Amongst high points in his career, he says that working in rapid growth organisations had been immensely challenging and interesting. He highlights his 12 years in India at HDFC Bank from 2000, when the bank was just entering the banking market. “I went through multiple roles there, right from branch banking to retail lending to wealth management roles, and had the opportunity to see the bank grow from a small network to one of the largest networks in the country and becoming one of the most valued banks by market cap in India,” he reports. “It was a fantastic journey of a great organisation being built from the ground up.”

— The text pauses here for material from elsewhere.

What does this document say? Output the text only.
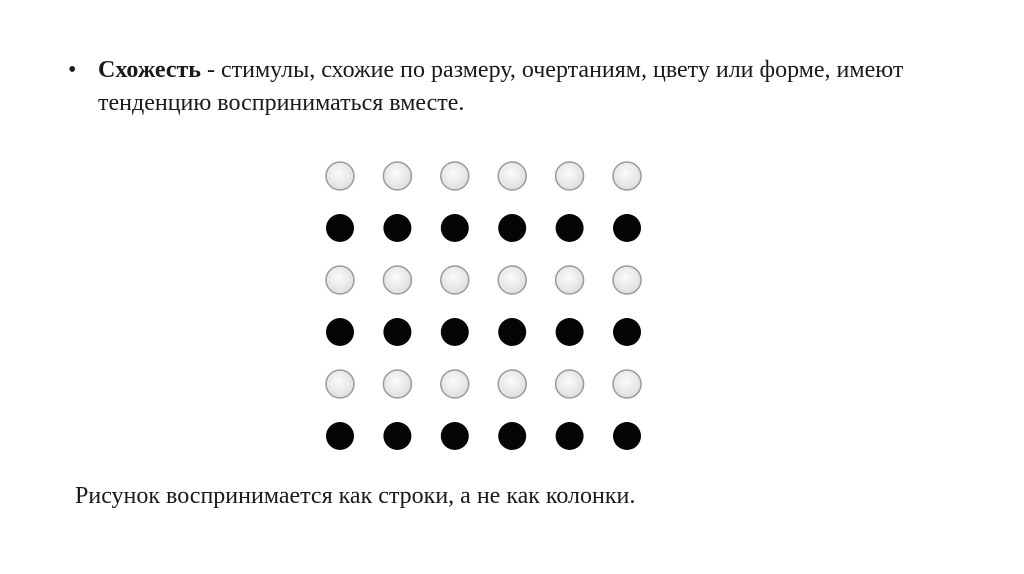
• Схожесть - стимулы, схожие по размеру, очертаниям, цвету или форме, имеют тенденцию восприниматься вместе.
Рисунок воспринимается как строки, а не как колонки.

After that he took the challenge of doing a similar thing with another bank and financial entity in Vietnam where Techcombank was one of the corporate banks trying to build into retail and HSBC had invested into it. “I joined there to help set up some of their premier banking, high net worth banking, insurance distribution business, and did that for three years,” he recalls. “Now, of course, Techcombank is listed and one of the top banks by market value in Vietnam. I then moved into insurance directly, working with Generali in Thailand, and now PFI Mega Life in Indonesia. Each of these opportunities in Vietnam, Thailand and Indonesia have been high growth situations, and have been incredibly valuable from an experience perspective.”
Sumit is married and the couple has one son of 12 years old. Spare time might see him practising yoga, as he has done for the past twenty plus years. He is also sufficiently fit to compete in triathlons, and before the pandemic, completed his first Ironman competition in Sri Lanka. “I keep fit with running, swimming and cycling, finding time whenever possible,” he reports. “In less restrictive times, we also enjoy travelling, and it has been great to get to known Vietnam, Thailand and now Indonesia, and the incredible sights, sounds and foods around these incredible countries.